I also think it’s important to set up information channels to inform everyone about the war and hopefully to end the war soon through education.
Have you achieved anything specific in that context?
At first, I didn’t know that there were so many Ukrainians in Jena. We’ve formed a network and let each other know where help is needed. That’s how we distribute the tasks among helpers. We became involved as translators when a bus with refugees arrived in Jena. Right now, I’m translating an information sheet on rapid test swabs, because the refugees are in quarantine initially when they arrive here. They have to be tested first. With a translated information sheet, we can support the professionals responsible for the tests.
I also think the demonstrations and rallies that take place in the city are extremely important. It’s important to get the attention of society, in order to explain that it’s a war against Putin and not general discrimination against Russians. It’s about ending the dictatorship and securing the freedom of many people, not only in Ukraine, but also in Russia, Kazakhstan, Georgia.
How can the university or the city help further?
The city and the university have already organised a lot of help and support and there’s plenty of information. Together with my family, I’ve talked about how it would be great if there were a place all Ukrainians could turn to. Comparable to the International Office, but exclusively for Ukraine.
The refugee children are particularly important to me. They don’t speak German, so integration in German schools, kindergartens, etc. is difficult. A new language and a new country mean additional stress for them. Therefore, it would be great for them to have a meeting place where they could exchange ideas with other refugee children and their parents or also learn together. The children shouldn’t have the feeling of being on holiday, but should continue to learn, enjoy distractions and – very important – also do sports. Perhaps the city and the university could also think about activities here.
Is there anything you would like Germany or your German environment to do more of?
I’d like them to continue as they’re doing now. And not to forget. But unfortunately, I fear that there will only be a strong response at the beginning and that it will soon subside. That must not happen. It’s a war and innocent people are being killed every day. The war will not end on its own and we have to help together. There’s a great willingness to help in Germany, and that should continue. Ukraine is very happy about this. Together we can hold out and work to achieve an end to the war.
What will happen now for you, your family and your fellow Ukrainians? What are their hopes?

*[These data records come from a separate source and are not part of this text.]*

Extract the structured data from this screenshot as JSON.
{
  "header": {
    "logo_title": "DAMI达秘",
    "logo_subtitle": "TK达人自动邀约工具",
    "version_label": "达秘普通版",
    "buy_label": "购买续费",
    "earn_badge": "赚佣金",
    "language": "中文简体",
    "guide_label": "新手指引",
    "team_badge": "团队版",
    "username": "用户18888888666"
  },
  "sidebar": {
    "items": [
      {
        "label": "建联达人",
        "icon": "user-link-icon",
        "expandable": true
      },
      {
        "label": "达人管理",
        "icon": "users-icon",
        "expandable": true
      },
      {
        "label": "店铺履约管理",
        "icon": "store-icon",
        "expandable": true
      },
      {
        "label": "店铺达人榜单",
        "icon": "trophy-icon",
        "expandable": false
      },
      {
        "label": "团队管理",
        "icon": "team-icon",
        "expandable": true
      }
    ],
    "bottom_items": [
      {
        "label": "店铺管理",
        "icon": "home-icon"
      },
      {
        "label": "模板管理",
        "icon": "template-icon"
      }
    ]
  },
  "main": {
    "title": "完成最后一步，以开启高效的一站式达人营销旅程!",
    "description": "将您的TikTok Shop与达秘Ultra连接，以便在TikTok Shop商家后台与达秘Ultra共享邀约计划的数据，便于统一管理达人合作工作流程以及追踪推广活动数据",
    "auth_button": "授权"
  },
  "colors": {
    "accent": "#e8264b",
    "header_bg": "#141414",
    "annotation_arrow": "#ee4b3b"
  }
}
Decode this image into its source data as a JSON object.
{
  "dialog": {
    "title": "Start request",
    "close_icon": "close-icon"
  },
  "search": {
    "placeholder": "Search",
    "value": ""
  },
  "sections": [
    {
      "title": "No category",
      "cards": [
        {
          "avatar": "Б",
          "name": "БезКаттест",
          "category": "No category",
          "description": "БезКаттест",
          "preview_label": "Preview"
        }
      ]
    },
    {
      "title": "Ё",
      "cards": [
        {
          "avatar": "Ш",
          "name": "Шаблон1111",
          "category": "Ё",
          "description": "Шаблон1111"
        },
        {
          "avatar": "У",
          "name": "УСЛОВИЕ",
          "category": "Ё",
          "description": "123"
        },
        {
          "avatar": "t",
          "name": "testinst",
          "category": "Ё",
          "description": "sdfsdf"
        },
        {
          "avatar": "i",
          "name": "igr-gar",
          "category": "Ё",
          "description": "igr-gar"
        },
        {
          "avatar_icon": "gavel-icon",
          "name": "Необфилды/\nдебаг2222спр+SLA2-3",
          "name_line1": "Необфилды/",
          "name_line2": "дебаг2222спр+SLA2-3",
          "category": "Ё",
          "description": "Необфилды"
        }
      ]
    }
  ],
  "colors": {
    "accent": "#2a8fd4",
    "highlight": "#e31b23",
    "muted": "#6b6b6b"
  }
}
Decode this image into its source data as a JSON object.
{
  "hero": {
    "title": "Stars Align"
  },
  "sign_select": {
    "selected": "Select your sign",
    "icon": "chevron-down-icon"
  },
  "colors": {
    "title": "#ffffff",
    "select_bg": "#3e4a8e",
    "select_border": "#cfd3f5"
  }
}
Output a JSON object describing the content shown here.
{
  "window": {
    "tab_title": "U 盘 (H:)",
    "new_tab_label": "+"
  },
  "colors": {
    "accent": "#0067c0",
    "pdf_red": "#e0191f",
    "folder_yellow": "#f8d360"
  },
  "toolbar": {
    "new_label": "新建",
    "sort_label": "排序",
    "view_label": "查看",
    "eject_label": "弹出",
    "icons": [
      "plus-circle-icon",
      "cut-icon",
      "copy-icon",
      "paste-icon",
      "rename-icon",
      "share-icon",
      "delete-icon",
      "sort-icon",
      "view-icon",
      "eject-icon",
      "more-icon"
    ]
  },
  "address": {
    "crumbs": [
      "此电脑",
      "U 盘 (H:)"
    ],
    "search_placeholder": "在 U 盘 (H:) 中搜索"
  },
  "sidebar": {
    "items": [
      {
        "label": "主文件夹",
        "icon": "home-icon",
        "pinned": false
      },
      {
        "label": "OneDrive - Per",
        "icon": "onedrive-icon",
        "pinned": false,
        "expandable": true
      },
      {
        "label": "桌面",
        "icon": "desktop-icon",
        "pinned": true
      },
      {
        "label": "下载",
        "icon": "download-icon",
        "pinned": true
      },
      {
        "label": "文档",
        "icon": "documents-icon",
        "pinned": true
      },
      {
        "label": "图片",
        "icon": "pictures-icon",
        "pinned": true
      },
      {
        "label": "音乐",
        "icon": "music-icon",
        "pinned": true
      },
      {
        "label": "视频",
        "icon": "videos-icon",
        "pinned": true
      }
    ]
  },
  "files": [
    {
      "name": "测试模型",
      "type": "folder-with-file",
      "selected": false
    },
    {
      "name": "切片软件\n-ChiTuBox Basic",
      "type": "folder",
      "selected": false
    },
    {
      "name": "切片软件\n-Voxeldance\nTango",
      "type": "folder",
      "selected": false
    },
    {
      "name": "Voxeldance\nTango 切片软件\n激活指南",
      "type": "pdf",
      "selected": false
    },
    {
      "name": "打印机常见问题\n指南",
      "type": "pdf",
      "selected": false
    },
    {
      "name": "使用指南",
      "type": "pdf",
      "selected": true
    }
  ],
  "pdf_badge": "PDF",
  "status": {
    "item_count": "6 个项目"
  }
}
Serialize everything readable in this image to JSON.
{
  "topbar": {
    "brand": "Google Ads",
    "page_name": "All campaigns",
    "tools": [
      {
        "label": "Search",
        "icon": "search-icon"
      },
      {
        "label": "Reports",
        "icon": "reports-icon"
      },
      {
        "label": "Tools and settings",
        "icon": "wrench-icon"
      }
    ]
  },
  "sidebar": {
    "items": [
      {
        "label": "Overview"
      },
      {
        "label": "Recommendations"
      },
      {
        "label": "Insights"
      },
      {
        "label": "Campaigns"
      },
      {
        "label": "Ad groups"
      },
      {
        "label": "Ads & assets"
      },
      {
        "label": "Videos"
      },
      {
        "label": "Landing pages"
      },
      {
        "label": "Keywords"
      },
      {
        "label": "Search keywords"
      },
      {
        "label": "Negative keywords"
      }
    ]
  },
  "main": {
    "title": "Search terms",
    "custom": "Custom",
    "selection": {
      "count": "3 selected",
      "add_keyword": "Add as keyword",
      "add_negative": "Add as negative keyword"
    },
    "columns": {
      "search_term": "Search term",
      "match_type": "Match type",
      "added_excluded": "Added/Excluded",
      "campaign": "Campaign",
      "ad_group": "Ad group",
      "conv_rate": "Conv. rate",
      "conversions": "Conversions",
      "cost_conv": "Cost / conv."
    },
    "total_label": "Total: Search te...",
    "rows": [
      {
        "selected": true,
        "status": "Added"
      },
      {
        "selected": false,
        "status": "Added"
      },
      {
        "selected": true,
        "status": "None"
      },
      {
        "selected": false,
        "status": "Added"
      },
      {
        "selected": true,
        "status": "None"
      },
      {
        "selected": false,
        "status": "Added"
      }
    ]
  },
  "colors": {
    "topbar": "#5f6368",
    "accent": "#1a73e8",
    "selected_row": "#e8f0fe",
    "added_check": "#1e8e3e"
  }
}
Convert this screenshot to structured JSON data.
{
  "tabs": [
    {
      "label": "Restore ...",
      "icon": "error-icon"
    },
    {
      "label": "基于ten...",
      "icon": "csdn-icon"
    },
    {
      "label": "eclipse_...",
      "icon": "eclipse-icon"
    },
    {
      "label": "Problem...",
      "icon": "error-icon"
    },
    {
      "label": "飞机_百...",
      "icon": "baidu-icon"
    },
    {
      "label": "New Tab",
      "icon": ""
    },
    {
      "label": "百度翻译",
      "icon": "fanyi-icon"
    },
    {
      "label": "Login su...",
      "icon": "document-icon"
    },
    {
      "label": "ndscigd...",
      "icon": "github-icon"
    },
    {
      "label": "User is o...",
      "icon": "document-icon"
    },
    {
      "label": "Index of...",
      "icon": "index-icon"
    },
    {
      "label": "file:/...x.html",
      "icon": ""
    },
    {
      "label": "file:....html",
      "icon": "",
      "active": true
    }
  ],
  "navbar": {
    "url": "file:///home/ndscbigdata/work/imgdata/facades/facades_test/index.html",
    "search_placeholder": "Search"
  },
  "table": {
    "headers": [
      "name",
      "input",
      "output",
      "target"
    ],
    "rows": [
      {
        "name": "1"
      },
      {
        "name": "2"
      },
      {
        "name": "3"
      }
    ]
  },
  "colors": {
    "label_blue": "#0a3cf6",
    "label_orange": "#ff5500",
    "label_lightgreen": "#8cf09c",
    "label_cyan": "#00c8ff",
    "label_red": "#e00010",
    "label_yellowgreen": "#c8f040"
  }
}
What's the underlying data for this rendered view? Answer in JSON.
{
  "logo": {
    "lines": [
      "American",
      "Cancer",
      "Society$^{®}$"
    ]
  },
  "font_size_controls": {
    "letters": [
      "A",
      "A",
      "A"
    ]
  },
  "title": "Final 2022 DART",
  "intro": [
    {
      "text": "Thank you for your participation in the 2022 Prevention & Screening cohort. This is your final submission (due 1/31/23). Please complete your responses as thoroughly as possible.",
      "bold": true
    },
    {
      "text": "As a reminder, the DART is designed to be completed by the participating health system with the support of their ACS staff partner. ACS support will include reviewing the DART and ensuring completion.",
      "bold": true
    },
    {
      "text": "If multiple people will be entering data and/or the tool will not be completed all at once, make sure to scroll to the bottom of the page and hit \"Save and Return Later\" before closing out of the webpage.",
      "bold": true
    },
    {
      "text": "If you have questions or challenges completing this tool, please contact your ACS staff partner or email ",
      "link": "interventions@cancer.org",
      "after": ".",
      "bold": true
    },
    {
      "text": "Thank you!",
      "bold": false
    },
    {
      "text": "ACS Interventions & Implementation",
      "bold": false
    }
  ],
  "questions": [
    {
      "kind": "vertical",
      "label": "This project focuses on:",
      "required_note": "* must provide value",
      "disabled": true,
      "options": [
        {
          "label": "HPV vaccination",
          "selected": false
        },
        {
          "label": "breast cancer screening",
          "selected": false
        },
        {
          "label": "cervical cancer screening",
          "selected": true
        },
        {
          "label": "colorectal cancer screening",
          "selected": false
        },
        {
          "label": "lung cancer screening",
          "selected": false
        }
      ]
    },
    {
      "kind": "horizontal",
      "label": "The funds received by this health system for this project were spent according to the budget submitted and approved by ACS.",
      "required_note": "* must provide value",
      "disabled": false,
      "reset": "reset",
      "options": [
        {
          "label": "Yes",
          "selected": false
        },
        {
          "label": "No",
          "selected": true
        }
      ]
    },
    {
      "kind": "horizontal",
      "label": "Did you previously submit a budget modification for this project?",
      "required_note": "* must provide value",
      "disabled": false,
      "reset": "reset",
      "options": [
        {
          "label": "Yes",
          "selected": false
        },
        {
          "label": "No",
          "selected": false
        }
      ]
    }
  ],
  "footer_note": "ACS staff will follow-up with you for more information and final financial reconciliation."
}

Now, and especially in the future, the Ukrainian language will be heard in very many countries, because the refugees are spreading out. People will definitely know more about Ukraine and about Russia, about the difference between the languages, about geography, and so on. The war will leave its mark on people’s minds.
Ukraine will live on when the war is over. The country has made it clear to its inhabitants that peace is the ultimate goal. Countries such as Poland, Latvia, Romania, Germany and many more have welcomed the refugees with open arms and helped them. This has also shown Ukraine who its friends are, and Belarus and Russia are definitely not among them.
“Everything is going to be fine in the end,” Oscar Wilde said. “If it’s not fine, it’s not the end.” That's what I tell myself every day. There will be a good end and then the country will be rebuilt and developed again. I think the war has made people strong, especially morally – even stronger than before.
The interview was carried out on 10 March 2022.